Gersthofen/Steppach Deutschland gegen Italien – ein Klassiker, ein Straßenfeger ist dieses Spiel, das da am Samstagabend im Viertelfinale der Fußball-Europameisterschaft auf dem Plan steht. Deutschland gegen Italien – da werden Erinnerungen wach an Franz Beckenbauers eingebundene Schulter beim 3:4 nach Verlängerung 1970 in Mexiko oder an Mario Balotelli, der nach dem 2:1-Sieg bei der letzten Europameisterschaft mit nacktem Oberkörper die Muskeln spielen ließ. Deutschland gegen Italien ist aber auch immer wieder ein familieninterner Klassiker, wenn ein Ehepartner aus Deutschland und der ander aus Italien stammt.
„Das ist schon massiv“, beschreibt die gebürtige Italienerin Catarina Marschall-Brandoni die Stimmung, wenn die beiden Nationen aufeinandertreffen. „Nicht aggressiv, aber schon emotional. Ein bisschen sticheln gehört schon dazu, aber kein Streit.“Während sich seine Ehefrau nur bei großen Events für Fußball interessiert, ist Jürgen Marschall Fan durch und durch. Aber unter dem Jahr muss er alleine zum FC Augsburg gehen.

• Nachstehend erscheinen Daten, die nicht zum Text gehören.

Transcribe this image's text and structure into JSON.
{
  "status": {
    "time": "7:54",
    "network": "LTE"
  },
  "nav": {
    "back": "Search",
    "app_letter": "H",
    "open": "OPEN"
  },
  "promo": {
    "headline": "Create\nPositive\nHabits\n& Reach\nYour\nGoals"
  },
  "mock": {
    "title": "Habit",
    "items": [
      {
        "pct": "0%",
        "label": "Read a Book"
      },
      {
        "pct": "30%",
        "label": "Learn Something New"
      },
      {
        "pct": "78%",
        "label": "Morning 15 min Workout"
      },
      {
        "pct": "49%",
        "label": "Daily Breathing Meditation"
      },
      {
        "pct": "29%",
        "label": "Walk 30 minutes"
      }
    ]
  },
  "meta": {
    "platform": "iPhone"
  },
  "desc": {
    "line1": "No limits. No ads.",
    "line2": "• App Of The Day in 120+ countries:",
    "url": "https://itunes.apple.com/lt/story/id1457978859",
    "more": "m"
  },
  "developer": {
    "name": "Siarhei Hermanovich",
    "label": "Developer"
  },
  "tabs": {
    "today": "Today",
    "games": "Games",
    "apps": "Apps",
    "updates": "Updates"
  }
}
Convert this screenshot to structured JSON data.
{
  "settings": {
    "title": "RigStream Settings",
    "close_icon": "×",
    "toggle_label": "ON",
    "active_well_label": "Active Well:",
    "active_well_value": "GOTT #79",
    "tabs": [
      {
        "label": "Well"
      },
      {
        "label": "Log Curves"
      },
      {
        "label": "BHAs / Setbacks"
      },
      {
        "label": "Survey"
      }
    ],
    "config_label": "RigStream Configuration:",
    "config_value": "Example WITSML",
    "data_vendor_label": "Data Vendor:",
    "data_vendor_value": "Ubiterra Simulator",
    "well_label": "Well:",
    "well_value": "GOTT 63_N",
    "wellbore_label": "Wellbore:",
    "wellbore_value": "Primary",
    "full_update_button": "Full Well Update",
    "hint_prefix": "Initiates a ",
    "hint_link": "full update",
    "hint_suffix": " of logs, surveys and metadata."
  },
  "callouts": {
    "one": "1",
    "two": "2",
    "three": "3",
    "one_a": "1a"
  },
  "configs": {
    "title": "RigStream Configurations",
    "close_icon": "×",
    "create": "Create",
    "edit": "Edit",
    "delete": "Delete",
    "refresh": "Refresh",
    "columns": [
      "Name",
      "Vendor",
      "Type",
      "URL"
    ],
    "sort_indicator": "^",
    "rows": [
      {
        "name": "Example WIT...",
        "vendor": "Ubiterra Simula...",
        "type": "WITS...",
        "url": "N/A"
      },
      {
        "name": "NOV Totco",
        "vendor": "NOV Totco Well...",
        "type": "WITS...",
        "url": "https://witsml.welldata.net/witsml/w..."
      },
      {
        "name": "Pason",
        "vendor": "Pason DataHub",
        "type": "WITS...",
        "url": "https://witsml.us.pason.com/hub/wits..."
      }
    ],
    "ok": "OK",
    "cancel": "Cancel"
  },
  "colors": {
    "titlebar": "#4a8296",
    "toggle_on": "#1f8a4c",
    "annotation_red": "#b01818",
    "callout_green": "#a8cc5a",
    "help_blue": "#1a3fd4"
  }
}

„Wenn gleichzeitig zum Spiel Deutschland gegen Italien Vorstellung wäre, würde ich mich weigern“, sagt Jürgen Marschall, der in der Augsburger Puppenkiste nicht nur die Puppen tanzen lässt, sondern diese auch schnitzt. Das würde bedeuten: Das Kabarett müsste ausfallen. Ein größeres Ereignis als das Aufeinandertreffen von Deutschland und Italien gibt es bei der Steppacher Familie nicht.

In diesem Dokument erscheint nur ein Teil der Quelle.